Oleh: Rusmin Sopian

KETIKA mendengar Umar bin Khatab terkesan ragu menerima tanggungjawab besar menggantikan khalifah Abu Bakar, Abu Bakar Sidiq RA yang sedang sakit memanggil Umar. Dalam situasi begini ungkap Abu Bakar, ada dua orang yang akan masuk neraka. Pertama orang yang menerima jabatan dan tanggungjawab besar padahal tidak mampu dan tidak layak menerimanya. sedangkan kedua adalah orang yang mampu namun memilih lari menghindari tanggungjawab besar itu.

Kita sebagai anak bangsa juga mencatat sepakterjang Bung Karno sebagai pemimpin bangsa ini. Usai menjalani “kehidupan baru” selepas dari penjara, Bung Karno menyatakan dengan retorika nasionalisme yang menjadi ciri khasnya bahwa seorang pemimpin tidak akan berubah karena hukuman. Saya masuk penjara untuk memperjuangkan kemerdekaan. Dan saya meninggalkan penjara untuk pikiran yang sama,”.

Ditengah himpitan depresi ekonomi dan rezim yang refresif ” rust en orde ” pada dekade 1930-an, dengan setegar baja Bung Karno menyatakan, “Betul banyak orang bertukar haluan karena penghidupan. Tetapi pemimpin yang suci senantiasa terjauh dari godaan iblis itu,”.

Dikatakannya, ketetapan hati dan keteguhan iman adalah salah satu syarat yang kardinal untuk menjadi seorang pemimpin. Kalau seorang pemimpin, kata Bung Hatta, tidak mempunyai moril yang kuat dan setegar baja, maka seorang pemimpin tidak dapat memenuhi kewajibannya dan lekas terhindar dari pergerakkan.

Dalam tipologi Max Weber, ada tiga (3) macam tipe kepemimpinan yaitu kepemimpinan tradisional, kharismatik dan legal rasional. Kepemimpinan tradisional tergantung kepada kekerabatan tradisi masa lampau yang selalu diingat dari kenyataan yang mendahului.
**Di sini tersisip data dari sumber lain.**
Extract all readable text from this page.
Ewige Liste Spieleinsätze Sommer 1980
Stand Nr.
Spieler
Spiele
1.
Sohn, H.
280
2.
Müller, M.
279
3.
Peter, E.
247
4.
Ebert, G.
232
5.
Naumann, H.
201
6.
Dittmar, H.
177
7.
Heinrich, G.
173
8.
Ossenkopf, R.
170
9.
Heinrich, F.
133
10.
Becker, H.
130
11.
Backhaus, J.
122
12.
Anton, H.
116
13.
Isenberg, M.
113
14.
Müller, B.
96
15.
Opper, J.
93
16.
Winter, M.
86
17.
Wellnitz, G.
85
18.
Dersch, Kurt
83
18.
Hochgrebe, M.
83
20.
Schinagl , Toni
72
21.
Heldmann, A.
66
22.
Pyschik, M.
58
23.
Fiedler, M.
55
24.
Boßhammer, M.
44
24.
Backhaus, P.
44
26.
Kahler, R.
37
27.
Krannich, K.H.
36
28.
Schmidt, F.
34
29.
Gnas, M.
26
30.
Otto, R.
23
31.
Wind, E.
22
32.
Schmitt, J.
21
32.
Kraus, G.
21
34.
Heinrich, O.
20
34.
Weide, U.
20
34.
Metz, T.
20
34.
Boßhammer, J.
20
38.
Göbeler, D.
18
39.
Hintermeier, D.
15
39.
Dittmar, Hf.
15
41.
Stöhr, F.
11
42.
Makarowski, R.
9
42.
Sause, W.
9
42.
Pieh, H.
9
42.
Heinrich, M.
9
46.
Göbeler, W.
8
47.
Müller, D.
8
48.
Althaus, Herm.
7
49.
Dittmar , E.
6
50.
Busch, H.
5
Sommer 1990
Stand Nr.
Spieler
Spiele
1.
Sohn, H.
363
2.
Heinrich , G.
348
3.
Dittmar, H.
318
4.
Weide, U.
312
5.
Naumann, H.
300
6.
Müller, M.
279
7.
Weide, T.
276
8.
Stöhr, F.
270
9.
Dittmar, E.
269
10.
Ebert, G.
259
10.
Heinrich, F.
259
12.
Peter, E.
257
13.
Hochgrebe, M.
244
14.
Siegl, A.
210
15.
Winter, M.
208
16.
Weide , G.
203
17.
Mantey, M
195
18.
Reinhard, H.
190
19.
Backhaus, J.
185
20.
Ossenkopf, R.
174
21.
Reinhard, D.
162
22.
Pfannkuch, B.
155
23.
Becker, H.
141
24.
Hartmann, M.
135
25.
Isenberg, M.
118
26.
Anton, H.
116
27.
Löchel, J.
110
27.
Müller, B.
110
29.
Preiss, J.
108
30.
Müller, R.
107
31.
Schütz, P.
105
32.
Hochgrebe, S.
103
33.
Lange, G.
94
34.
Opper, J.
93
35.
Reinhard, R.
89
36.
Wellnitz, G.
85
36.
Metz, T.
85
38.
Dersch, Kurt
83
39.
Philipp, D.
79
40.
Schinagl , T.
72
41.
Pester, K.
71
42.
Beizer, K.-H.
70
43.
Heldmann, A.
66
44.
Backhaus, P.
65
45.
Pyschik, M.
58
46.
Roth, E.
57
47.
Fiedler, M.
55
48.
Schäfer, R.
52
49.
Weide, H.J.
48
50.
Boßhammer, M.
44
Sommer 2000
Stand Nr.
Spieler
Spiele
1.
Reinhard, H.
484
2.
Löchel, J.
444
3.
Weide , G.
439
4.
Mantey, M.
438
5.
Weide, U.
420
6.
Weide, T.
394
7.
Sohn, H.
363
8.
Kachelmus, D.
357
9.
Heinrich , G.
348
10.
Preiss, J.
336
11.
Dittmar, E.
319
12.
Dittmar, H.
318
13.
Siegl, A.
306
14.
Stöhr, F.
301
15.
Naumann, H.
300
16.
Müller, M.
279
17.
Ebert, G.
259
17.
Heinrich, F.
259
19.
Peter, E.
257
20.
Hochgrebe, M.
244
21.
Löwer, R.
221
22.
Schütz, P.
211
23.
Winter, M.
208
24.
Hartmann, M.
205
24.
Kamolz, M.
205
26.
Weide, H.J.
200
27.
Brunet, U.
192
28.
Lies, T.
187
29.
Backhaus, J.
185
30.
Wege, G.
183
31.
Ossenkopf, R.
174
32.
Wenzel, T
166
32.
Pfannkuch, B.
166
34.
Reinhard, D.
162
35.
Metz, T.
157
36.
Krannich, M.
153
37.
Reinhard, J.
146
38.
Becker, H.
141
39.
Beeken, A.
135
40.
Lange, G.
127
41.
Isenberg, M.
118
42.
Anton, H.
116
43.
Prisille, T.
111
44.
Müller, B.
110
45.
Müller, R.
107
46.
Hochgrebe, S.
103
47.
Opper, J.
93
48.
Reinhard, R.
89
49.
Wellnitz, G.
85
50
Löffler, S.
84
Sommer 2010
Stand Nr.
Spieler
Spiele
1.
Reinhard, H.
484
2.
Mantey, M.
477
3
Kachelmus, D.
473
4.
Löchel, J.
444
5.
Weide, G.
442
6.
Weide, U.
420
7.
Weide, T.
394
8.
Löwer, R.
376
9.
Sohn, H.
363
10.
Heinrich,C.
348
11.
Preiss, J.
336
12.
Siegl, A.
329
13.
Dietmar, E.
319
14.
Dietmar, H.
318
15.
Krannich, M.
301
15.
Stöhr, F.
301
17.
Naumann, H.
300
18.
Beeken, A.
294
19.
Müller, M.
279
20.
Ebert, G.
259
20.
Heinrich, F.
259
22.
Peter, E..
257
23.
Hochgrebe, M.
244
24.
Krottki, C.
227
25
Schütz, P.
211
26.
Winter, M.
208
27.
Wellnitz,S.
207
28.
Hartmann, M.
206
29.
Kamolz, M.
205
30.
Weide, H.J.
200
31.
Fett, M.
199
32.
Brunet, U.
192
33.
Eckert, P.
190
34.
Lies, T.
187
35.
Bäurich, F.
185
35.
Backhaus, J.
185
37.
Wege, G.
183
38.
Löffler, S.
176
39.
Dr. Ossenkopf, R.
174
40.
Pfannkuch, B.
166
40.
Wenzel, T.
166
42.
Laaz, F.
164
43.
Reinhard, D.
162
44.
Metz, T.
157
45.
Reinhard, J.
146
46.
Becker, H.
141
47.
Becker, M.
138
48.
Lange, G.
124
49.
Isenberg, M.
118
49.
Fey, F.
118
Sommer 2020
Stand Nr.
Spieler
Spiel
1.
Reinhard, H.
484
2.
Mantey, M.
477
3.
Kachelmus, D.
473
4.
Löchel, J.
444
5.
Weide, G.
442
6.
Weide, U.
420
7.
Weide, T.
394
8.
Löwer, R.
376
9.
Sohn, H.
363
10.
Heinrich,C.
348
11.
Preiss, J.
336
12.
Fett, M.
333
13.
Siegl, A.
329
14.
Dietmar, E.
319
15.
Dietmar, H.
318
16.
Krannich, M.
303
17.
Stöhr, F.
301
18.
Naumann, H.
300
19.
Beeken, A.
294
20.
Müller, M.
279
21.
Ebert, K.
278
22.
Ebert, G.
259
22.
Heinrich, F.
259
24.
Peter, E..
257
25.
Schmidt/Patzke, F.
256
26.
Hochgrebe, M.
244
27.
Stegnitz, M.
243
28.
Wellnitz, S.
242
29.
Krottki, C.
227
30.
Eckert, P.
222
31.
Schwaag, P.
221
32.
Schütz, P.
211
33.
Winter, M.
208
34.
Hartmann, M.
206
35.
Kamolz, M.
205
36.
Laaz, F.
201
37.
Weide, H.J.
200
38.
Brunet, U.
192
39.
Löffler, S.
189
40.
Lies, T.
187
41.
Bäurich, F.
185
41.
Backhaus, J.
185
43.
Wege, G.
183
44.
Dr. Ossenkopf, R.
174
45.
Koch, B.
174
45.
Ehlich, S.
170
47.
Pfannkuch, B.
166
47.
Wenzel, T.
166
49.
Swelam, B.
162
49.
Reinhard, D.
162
Kepemimpinan kharismatik merupakan kepemimpinan yang mengaksentuasikan kualitas yang unik dan luarbiasa dari perorangan sang pemimpin. Sementara itu kepemimpinan legal rasional bertumpu pada kekuataan imporsonal dan abstrak pada cakupan tugas secara hukum dan pemangku yang mendapat kekuasaan berkat hukum itu sendiri.

Pada sisi lain, seorang pemimpin memang harus punya kelebihan diatas rata-rata. Seorang pemimpin harus lebih cerdas, lebih percaya diri, lebih liberal dan lebih bermoral. Singkatnya, lebih baik dibanding rata-rata warga masyarakatnya.

Sosiolog UI, Imam Prasojo, justru mengkhawatirkan di masa mendatang bangsa Indonesia lebih banyak memiliki kepemimpinan kerumunan daripada kepemimpinan Legal Formal. Pemimpin kelas ini jelas Prasojo muncul dari “kerumunan” tanpa memiliki rekam jejak yang jelas dan track record yang mumpuni.

Sementara itu agar kepemimpinan berjalan efektif, seorang pemimpin harus mendapatkan rasa hormat dan kepercayaan dari orang yang ia pimpin. Rasa hormat maupun kepercayaan ini baru bisa diperoleh ketika kita melihat sosok yang membuktikan apa yang selama ini dia ucapkan.

Contohnya, jika kita melihat orang yang selalu bicara tentang kejujuran atau integritas, maka yang kita harapkan adalah apa yang ia sampaikan tersebut terwujud dalam perilaku atau tindakannya sehari-hari. Dan bukan lain yang diretorikakan lain pula aplikasinya secara nyata dan faktual yang membingungkan rakyat dan bawahannya. Tidak ada sinkronisasi antara omongan dan kenyataan.

Guru bangsa Nurcholis Madjid (alm) yang akrab dipanggil Cak Nur tak henti dan dengan kesabaran selalu mengingatkan tentang pentingnya menegakkan standar moral bangsa. Dalam analisa Cak Nur, lemahnya standar moral inilah yang menyebabkan kita kini menjadi salah satu halaman belakang Asia Timur. Ditinggalkan oleh negara-negara tetangga yang sudah berkembang menjadi negara maju. Dan penyebabnya, lanjut Cak Nur, adalah etos kerja yang lembek dan sarat korupsi yang gawat. Sumber malapetaka ini terjadi karena pengelolaan yang lemah dalam urusan pemerintahan dan kekuasaan.